L’Algérie, qui préside le Conseil de sécurité de l’ONU en janvier, s’apprête à proposer de nouvelles résolutions concernant la situation à Gaza et l’avenir de l’UNRWA. L’ambassadeur algérien auprès des Nations unies, Amar Bendjama, a annoncé ces initiatives visant à aborder la crise humanitaire dans l’enclave palestinienne et à préserver le rôle crucial de l’agence onusienne.
Une nouvelle résolution sur Gaza en préparation
Selon les déclarations d’Amar Bendjama, l’Algérie envisage de soumettre une nouvelle résolution au Conseil de sécurité concernant la situation dans la bande de Gaza. Cette démarche s’inscrit dans le contexte d’une escalade des violences et d’une crise humanitaire sans précédent dans l’enclave palestinienne.
L’ambassadeur algérien a précisé que la formulation exacte de cette résolution dépendra des consultations menées avec les autres membres du Conseil. Une réunion est prévue le 3 janvier pour discuter spécifiquement des frappes israéliennes contre les hôpitaux de Gaza, un sujet qui soulève de vives inquiétudes au sein de la communauté internationale.
L’avenir de l’UNRWA au cœur des préoccupations
Parallèlement, l’Algérie prévoit d’organiser une réunion dans la troisième décade de janvier pour aborder la menace pesant sur les activités de l’UNRWA (Office de secours et de travaux des Nations unies pour les réfugiés de Palestine dans le Proche-Orient). Cette initiative fait suite à l’interdiction par Israël des opérations de l’agence sur son territoire.

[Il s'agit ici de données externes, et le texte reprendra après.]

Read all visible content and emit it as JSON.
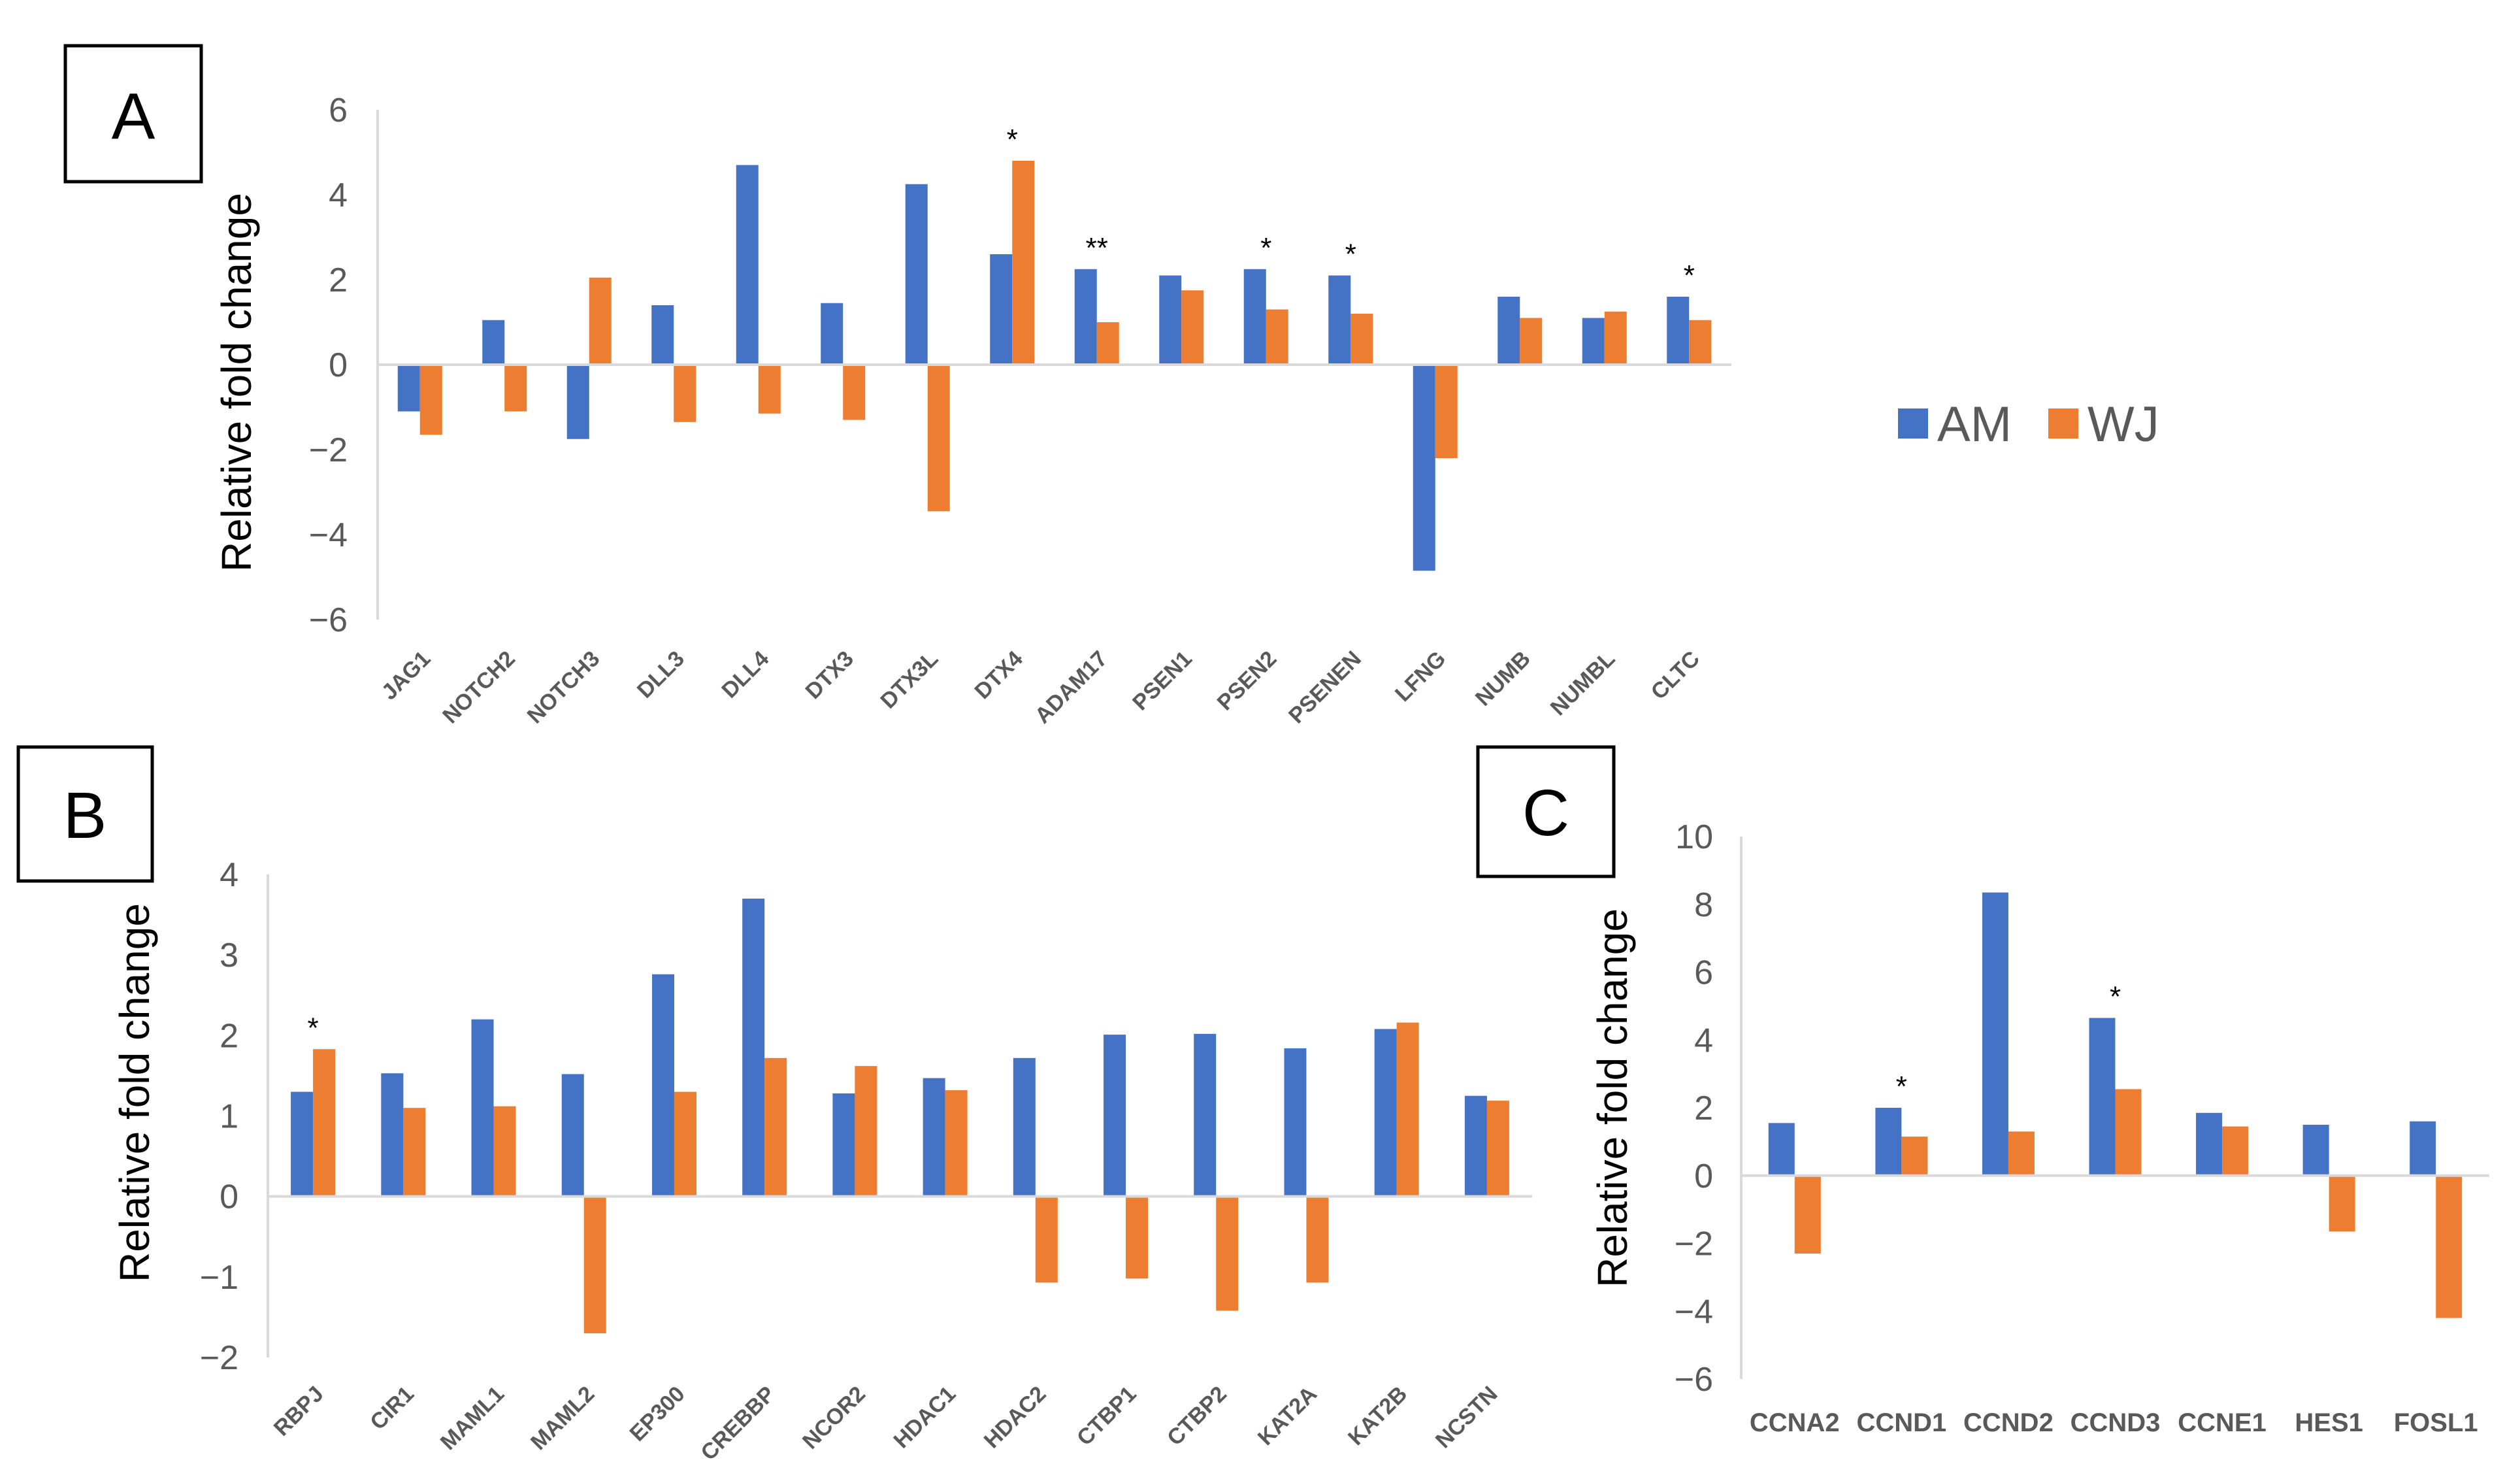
{
  "colors": {
    "am": "#4472C4",
    "wj": "#ED7D31",
    "axis": "#D9D9D9",
    "text": "#595959"
  },
  "legend": [
    {
      "key": "AM",
      "label": "AM",
      "color": "#4472C4"
    },
    {
      "key": "WJ",
      "label": "WJ",
      "color": "#ED7D31"
    }
  ],
  "chart_data": [
    {
      "id": "A",
      "panel_label": "A",
      "type": "bar",
      "ylabel": "Relative fold change",
      "ylim": [
        -6,
        6
      ],
      "yticks": [
        -6,
        -4,
        -2,
        0,
        2,
        4,
        6
      ],
      "ytick_labels": [
        "−6",
        "−4",
        "−2",
        "0",
        "2",
        "4",
        "6"
      ],
      "categories": [
        "JAG1",
        "NOTCH2",
        "NOTCH3",
        "DLL3",
        "DLL4",
        "DTX3",
        "DTX3L",
        "DTX4",
        "ADAM17",
        "PSEN1",
        "PSEN2",
        "PSENEN",
        "LFNG",
        "NUMB",
        "NUMBL",
        "CLTC"
      ],
      "series": [
        {
          "name": "AM",
          "values": [
            -1.1,
            1.05,
            -1.75,
            1.4,
            4.7,
            1.45,
            4.25,
            2.6,
            2.25,
            2.1,
            2.25,
            2.1,
            -4.85,
            1.6,
            1.1,
            1.6
          ]
        },
        {
          "name": "WJ",
          "values": [
            -1.65,
            -1.1,
            2.05,
            -1.35,
            -1.15,
            -1.3,
            -3.45,
            4.8,
            1.0,
            1.75,
            1.3,
            1.2,
            -2.2,
            1.1,
            1.25,
            1.05
          ]
        }
      ],
      "annotations": [
        {
          "category": "DTX4",
          "text": "*"
        },
        {
          "category": "ADAM17",
          "text": "**"
        },
        {
          "category": "PSEN2",
          "text": "*"
        },
        {
          "category": "PSENEN",
          "text": "*"
        },
        {
          "category": "CLTC",
          "text": "*"
        }
      ]
    },
    {
      "id": "B",
      "panel_label": "B",
      "type": "bar",
      "ylabel": "Relative fold change",
      "ylim": [
        -2,
        4
      ],
      "yticks": [
        -2,
        -1,
        0,
        1,
        2,
        3,
        4
      ],
      "ytick_labels": [
        "−2",
        "−1",
        "0",
        "1",
        "2",
        "3",
        "4"
      ],
      "categories": [
        "RBPJ",
        "CIR1",
        "MAML1",
        "MAML2",
        "EP300",
        "CREBBP",
        "NCOR2",
        "HDAC1",
        "HDAC2",
        "CTBP1",
        "CTBP2",
        "KAT2A",
        "KAT2B",
        "NCSTN"
      ],
      "series": [
        {
          "name": "AM",
          "values": [
            1.3,
            1.53,
            2.2,
            1.52,
            2.76,
            3.7,
            1.28,
            1.47,
            1.72,
            2.01,
            2.02,
            1.84,
            2.08,
            1.25
          ]
        },
        {
          "name": "WJ",
          "values": [
            1.83,
            1.1,
            1.12,
            -1.7,
            1.3,
            1.72,
            1.62,
            1.32,
            -1.07,
            -1.02,
            -1.42,
            -1.07,
            2.16,
            1.19
          ]
        }
      ],
      "annotations": [
        {
          "category": "RBPJ",
          "text": "*"
        }
      ]
    },
    {
      "id": "C",
      "panel_label": "C",
      "type": "bar",
      "ylabel": "Relative fold change",
      "ylim": [
        -6,
        10
      ],
      "yticks": [
        -6,
        -4,
        -2,
        0,
        2,
        4,
        6,
        8,
        10
      ],
      "ytick_labels": [
        "−6",
        "−4",
        "−2",
        "0",
        "2",
        "4",
        "6",
        "8",
        "10"
      ],
      "categories": [
        "CCNA2",
        "CCND1",
        "CCND2",
        "CCND3",
        "CCNE1",
        "HES1",
        "FOSL1"
      ],
      "series": [
        {
          "name": "AM",
          "values": [
            1.55,
            2.0,
            8.35,
            4.65,
            1.85,
            1.5,
            1.6
          ]
        },
        {
          "name": "WJ",
          "values": [
            -2.3,
            1.15,
            1.3,
            2.55,
            1.45,
            -1.65,
            -4.2
          ]
        }
      ],
      "annotations": [
        {
          "category": "CCND1",
          "text": "*"
        },
        {
          "category": "CCND3",
          "text": "*"
        }
      ]
    }
  ]
}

Amar Bendjama a souligné l’importance cruciale de l’UNRWA, affirmant qu’elle est « impossible à remplacer » et doit continuer à remplir son mandat, confié par une large majorité des pays membres de l’ONU. L’objectif est de parvenir à un consensus permettant à l’agence de poursuivre son travail essentiel auprès des réfugiés palestiniens.
Les défis diplomatiques à surmonter
Les efforts de l’Algérie s’inscrivent dans un contexte diplomatique complexe. Depuis octobre 2023, les États-Unis ont opposé leur veto à cinq reprises à des résolutions appelant à un cessez-le-feu immédiat à Gaza. Cette situation a suscité des critiques, notamment de la part d’organisations humanitaires qui dénoncent la catastrophe humanitaire en cours.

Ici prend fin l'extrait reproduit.